Ax icon indicating copy to clipboard operation
Ax copied to clipboard

Setting up robust optimization experiment with MVaR gives error

Open apaleyes opened this issue 2 years ago • 6 comments

Hi! I am trying to setup a Robust optimisation experiment with Ax. There is no tutorial on how to do it, so i pieced something together from unit tests.
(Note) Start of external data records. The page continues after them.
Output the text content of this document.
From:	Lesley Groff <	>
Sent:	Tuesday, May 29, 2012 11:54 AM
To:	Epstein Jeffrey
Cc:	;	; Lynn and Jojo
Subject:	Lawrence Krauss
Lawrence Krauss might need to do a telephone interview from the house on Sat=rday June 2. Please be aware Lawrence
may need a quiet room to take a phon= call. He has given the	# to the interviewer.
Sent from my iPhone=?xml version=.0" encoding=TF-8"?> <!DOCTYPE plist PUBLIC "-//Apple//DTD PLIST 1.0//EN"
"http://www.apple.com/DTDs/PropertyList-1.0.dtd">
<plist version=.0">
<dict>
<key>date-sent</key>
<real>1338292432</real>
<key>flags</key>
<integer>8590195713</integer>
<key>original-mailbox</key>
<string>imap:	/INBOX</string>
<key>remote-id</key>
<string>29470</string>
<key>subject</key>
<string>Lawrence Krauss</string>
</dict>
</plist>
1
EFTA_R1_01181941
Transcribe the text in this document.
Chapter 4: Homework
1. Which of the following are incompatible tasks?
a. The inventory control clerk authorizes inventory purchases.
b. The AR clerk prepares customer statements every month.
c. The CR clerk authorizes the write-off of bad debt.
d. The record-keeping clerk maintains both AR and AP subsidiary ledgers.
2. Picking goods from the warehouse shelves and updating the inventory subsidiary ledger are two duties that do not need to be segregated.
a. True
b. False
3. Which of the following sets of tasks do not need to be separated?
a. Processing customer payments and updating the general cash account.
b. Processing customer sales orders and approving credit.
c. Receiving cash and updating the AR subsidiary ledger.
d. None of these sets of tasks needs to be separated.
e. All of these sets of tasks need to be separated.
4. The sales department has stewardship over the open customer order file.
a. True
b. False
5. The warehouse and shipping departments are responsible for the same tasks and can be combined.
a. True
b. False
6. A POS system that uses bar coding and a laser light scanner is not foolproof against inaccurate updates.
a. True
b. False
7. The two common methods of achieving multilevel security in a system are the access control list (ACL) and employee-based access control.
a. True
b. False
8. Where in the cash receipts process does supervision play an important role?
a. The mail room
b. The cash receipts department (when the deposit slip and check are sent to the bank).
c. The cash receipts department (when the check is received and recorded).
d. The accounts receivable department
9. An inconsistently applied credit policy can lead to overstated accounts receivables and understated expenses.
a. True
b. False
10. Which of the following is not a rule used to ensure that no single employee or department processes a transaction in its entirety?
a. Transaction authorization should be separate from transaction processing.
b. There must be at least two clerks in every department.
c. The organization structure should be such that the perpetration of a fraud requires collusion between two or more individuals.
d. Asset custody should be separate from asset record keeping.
However, if I am using MVaR as a risk measure, it all errors out.

The complete code is below (without imports), it just follows these two files: https://github.com/facebook/Ax/blob/main/ax/modelbridge/tests/test_robust_modelbridge.py https://github.com/facebook/Ax/blob/main/ax/utils/testing/core_stubs.py#L263

The key point in the code is the risk measure definition:

risk_measure = RiskMeasure(
    risk_measure="MultiOutputExpectation",
    options={"n_w": 16},
)

This works. But if we replace it with MVaR:

risk_measure = RiskMeasure(
    risk_measure="MVaR",
    options={"n_w": 16, "alpha": 0.8},
)

We get the following error after approx. 14 sec wait:

RuntimeError: element 0 of tensors does not require grad and does not have a grad_fn

Versions, if necessary: botorch 0.9.4 gpytorch 1.11 ax-platform 0.3.5

Any idea why this might be happening? Thanks!


Complete code:

x1_dist = ParameterDistribution(
        parameters=["x1"], distribution_class="norm", distribution_parameters={}
    )

search_space = RobustSearchSpace(
    parameters=[
        RangeParameter(
            name="x1", parameter_type=ParameterType.FLOAT, lower=-5, upper=10
        ),
        RangeParameter(
            name="x2", parameter_type=ParameterType.FLOAT, lower=0, upper=15
        ),
    ],
    parameter_distributions=[x1_dist],
    num_samples=16,
)

risk_measure = RiskMeasure(
    risk_measure="MultiOutputExpectation",
    options={"n_w": 16},
)
metrics = [
    BraninMetric(
        name=f"branin_{i}", param_names=["x1", "x2"], lower_is_better=True
    )
    for i in range(2)
]
optimization_config = MultiObjectiveOptimizationConfig(
    objective=MultiObjective(
        [
            Objective(
                metric=m,
                minimize=True,
            )
            for m in metrics
        ]
    ),
    objective_thresholds=[
        ObjectiveThreshold(metric=m, bound=10.0, relative=False)
        for m in metrics
    ],
    risk_measure=risk_measure,
)

exp = Experiment(
    name="branin_experiment",
    search_space=search_space,
    optimization_config=optimization_config,
    runner=SyntheticRunner(),
)

sobol = get_sobol(search_space=exp.search_space)
for _ in range(2):
    exp.new_trial(generator_run=sobol.gen(1)).run().mark_completed()


for _ in range(5):
    modelbridge = Models.BOTORCH_MODULAR(
        experiment=exp,
        data=exp.fetch_data(),
        surrogate=Surrogate(botorch_model_class=SingleTaskGP),
        botorch_acqf_class=qNoisyExpectedHypervolumeImprovement,
    )
    trial = (
        exp.new_trial(generator_run=modelbridge.gen(1)).run().mark_completed()
    )

apaleyes avatar Dec 13 '23 13:12 apaleyes

MVaR is not differentiable, so gradient issues not terribly surprising.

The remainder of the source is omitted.